■ケインズは新しいタイプのジョン・ローだ

貨幣論集 (ハイエク全集 第2期)

貨幣論集 (ハイエク全集 第2期)

ハイエクハイエク全集Ⅱ-2 貨幣論集』池田幸弘・西部忠訳、春秋社

 池田幸弘様、西部忠様、ご恵存賜り、ありがとうございました。
 ハイエク全集の第二期ということで、本書は、ハイエクの『貨幣発行自由化論』の新訳を含んでいます。私は学部生のころ、この『貨幣発行自由化論』を読んで、まったく実効性がないハイエクの提案に驚き、また思想的な刺激を受けたのでした。
 本書に所収されている論文「通貨の選択」の補論「古くからの迷信」で、ハイエクは、ケインズを批判しています。それはいまのリフレ論議と大いに関係するので、一部引用してみます。
 「私には、ケインズはいつも新しいタイプのジョン・ローのように見えていた。ケインズと同じように、ローは実際に貨幣理論に貢献した金融界の天才だった(…)。ローは『このような追加的な貨幣は働いていない人を雇用し、すでに働いている人にも大きな利益を与える。このようにして、生産物は増加し、製造業は発展していく』と述べている。ローと同様に、ケインズはこのような誤った、しかし人口に膾炙(かいしゃ)した[多くの人にとって口当たりのいい]信念から決して自由になれなかった。」(20頁)
 ジョン・ローからケインズに至るインフレ主義の歴史について、ハイエクは誰かが書くべきだ、と述べています。
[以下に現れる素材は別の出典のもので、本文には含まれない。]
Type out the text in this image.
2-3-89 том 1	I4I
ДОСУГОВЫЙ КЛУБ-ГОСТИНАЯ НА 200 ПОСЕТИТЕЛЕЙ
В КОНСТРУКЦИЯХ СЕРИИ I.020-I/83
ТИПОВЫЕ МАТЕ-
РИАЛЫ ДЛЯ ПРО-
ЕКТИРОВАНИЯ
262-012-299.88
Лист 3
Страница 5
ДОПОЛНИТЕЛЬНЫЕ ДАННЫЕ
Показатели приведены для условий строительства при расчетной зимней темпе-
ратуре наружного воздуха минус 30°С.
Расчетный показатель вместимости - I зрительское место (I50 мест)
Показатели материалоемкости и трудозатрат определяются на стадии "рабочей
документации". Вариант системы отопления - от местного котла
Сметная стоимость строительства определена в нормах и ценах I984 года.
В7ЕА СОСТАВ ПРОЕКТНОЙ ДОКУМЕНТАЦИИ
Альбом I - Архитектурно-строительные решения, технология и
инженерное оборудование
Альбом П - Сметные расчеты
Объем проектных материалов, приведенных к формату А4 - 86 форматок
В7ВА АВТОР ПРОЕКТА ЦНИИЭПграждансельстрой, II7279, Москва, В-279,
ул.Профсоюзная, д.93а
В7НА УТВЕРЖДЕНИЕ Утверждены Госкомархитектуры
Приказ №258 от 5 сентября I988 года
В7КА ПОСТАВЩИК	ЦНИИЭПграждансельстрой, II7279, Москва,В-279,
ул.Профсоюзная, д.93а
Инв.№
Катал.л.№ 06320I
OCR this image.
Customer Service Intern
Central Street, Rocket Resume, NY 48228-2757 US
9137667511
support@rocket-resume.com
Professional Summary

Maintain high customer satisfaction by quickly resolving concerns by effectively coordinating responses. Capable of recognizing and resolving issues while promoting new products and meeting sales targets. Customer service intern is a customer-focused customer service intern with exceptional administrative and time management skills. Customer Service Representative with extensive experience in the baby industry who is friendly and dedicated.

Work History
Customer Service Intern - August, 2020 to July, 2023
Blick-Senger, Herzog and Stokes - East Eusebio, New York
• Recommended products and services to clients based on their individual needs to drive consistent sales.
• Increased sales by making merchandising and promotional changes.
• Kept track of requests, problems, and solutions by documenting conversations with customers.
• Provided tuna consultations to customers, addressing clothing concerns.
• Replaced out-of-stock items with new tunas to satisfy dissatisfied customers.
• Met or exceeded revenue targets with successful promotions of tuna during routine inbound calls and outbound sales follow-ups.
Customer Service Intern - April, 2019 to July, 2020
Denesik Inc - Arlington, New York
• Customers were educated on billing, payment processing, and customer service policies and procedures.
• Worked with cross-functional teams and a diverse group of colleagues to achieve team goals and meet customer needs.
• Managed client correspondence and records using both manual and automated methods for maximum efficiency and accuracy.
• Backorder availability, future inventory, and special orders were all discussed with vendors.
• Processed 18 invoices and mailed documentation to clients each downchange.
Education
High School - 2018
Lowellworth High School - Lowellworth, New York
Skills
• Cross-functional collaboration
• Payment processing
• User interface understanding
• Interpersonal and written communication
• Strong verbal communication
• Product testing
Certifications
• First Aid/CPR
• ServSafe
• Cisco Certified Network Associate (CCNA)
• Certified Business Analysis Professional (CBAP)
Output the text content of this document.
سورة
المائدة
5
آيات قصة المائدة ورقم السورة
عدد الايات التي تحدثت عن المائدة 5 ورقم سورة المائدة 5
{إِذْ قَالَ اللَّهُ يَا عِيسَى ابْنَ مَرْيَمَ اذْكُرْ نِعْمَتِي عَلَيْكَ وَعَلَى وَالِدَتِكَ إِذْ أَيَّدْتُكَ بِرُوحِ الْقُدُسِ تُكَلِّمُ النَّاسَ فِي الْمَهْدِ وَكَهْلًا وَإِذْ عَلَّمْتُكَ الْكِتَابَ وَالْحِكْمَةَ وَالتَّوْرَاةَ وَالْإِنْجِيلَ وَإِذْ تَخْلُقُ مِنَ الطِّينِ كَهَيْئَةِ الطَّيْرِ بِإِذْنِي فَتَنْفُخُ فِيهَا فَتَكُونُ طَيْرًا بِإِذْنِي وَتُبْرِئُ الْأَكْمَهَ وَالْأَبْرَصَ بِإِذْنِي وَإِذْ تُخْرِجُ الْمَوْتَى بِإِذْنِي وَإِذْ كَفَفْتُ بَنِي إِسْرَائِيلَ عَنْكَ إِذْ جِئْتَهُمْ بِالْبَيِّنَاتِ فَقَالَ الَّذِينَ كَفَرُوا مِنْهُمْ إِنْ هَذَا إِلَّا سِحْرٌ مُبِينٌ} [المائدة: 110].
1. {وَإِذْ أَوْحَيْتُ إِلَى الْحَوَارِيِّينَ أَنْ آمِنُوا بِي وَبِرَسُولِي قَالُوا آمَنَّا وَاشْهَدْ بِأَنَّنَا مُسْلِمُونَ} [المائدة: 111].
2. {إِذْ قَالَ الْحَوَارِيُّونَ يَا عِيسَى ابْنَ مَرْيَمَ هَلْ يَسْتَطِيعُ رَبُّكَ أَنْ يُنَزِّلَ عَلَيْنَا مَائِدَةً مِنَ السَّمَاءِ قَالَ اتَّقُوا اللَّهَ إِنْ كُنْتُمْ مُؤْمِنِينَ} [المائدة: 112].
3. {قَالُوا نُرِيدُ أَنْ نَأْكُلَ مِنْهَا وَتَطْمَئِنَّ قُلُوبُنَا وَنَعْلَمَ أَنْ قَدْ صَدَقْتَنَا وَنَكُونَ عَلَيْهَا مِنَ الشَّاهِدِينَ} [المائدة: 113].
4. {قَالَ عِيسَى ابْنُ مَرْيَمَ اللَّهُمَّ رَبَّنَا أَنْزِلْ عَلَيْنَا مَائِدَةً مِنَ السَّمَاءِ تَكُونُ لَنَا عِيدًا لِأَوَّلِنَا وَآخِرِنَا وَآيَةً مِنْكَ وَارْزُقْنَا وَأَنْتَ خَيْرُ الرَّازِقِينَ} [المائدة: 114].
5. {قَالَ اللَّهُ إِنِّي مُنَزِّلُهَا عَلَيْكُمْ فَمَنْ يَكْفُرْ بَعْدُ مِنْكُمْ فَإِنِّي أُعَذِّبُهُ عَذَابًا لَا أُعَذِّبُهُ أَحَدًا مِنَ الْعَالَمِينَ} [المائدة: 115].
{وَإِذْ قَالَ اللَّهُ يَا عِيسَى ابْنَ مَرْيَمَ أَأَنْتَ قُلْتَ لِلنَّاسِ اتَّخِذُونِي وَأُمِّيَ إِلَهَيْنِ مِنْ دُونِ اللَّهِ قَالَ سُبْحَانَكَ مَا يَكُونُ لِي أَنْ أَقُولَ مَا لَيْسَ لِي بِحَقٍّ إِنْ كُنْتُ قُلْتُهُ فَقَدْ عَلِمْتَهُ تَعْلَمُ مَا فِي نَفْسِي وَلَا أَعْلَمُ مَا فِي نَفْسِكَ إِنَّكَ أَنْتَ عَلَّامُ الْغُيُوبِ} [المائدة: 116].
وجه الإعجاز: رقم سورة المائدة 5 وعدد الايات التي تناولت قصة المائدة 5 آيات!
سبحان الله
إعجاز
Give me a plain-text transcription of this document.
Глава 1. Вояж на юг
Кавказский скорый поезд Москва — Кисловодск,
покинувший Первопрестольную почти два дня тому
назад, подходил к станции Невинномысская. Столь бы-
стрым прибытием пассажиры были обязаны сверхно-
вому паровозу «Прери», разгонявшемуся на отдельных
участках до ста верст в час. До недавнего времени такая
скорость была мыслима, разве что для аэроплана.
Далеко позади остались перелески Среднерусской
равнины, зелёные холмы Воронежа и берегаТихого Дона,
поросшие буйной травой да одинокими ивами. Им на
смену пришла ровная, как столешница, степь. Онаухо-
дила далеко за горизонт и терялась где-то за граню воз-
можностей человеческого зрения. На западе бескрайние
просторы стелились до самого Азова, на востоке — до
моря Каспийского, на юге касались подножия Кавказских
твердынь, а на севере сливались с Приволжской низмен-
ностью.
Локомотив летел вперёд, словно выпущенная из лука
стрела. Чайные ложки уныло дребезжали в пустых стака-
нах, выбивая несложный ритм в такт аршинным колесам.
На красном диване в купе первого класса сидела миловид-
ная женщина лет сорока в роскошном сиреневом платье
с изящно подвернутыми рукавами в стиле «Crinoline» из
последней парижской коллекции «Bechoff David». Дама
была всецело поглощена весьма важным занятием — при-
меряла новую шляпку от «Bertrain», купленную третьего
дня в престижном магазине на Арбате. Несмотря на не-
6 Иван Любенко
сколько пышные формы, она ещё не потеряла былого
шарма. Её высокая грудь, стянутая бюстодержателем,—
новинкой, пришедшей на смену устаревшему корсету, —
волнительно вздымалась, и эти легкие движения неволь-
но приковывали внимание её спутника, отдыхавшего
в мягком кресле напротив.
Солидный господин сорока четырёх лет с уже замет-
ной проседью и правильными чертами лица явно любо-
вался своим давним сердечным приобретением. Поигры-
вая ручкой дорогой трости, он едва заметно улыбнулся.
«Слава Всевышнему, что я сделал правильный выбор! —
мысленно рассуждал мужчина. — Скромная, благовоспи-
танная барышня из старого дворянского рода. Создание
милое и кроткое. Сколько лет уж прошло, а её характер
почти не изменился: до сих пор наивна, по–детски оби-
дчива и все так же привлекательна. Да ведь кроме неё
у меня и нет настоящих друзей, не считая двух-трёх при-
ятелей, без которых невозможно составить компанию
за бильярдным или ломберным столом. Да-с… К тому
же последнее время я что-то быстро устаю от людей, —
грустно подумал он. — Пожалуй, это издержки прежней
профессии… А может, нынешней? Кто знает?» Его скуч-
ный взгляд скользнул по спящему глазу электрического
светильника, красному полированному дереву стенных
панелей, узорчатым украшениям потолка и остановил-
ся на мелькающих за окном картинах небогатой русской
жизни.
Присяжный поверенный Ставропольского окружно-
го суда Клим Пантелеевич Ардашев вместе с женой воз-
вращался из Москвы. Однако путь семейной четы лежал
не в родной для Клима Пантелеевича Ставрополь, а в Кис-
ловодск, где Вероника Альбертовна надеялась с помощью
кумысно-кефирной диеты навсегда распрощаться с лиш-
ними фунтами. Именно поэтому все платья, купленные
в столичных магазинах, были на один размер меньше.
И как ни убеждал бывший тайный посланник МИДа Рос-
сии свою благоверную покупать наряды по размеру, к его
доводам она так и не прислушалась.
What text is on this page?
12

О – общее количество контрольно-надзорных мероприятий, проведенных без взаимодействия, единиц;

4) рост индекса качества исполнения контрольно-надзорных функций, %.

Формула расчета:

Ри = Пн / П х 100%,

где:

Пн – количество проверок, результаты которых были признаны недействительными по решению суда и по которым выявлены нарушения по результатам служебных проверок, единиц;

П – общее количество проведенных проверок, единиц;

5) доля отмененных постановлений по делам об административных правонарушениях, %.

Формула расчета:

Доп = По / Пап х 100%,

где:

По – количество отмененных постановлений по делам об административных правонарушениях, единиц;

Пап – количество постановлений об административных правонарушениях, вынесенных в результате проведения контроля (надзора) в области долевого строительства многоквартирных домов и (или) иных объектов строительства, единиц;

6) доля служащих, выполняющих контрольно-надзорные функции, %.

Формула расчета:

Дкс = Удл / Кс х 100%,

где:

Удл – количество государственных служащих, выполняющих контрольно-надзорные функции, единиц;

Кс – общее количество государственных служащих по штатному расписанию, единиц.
過去150年にわたって、この種のインフレ政策は、失敗であったのであり、独創性に富む人々の知的努力は、繰り返し無駄に費やされてきた、というのがハイエクの見解です。
 インフレ政策(脱デフレ政策)は、短期的には成功するかもしれません。けれどもその副作用は、市場の健全な調整作用を失うことであり、長期的には、無駄な生産と停滞をもたらすでしょう。日銀法を改正してまでインフレーションを導くべきかどうかについては、大いに議論が必要ですが、政権交代のための政策の焦点とすべきではなく、むしろ参議院を通じて、慎重な仕方で、超党派的な合意を得るべき政策問題であるようにみえます。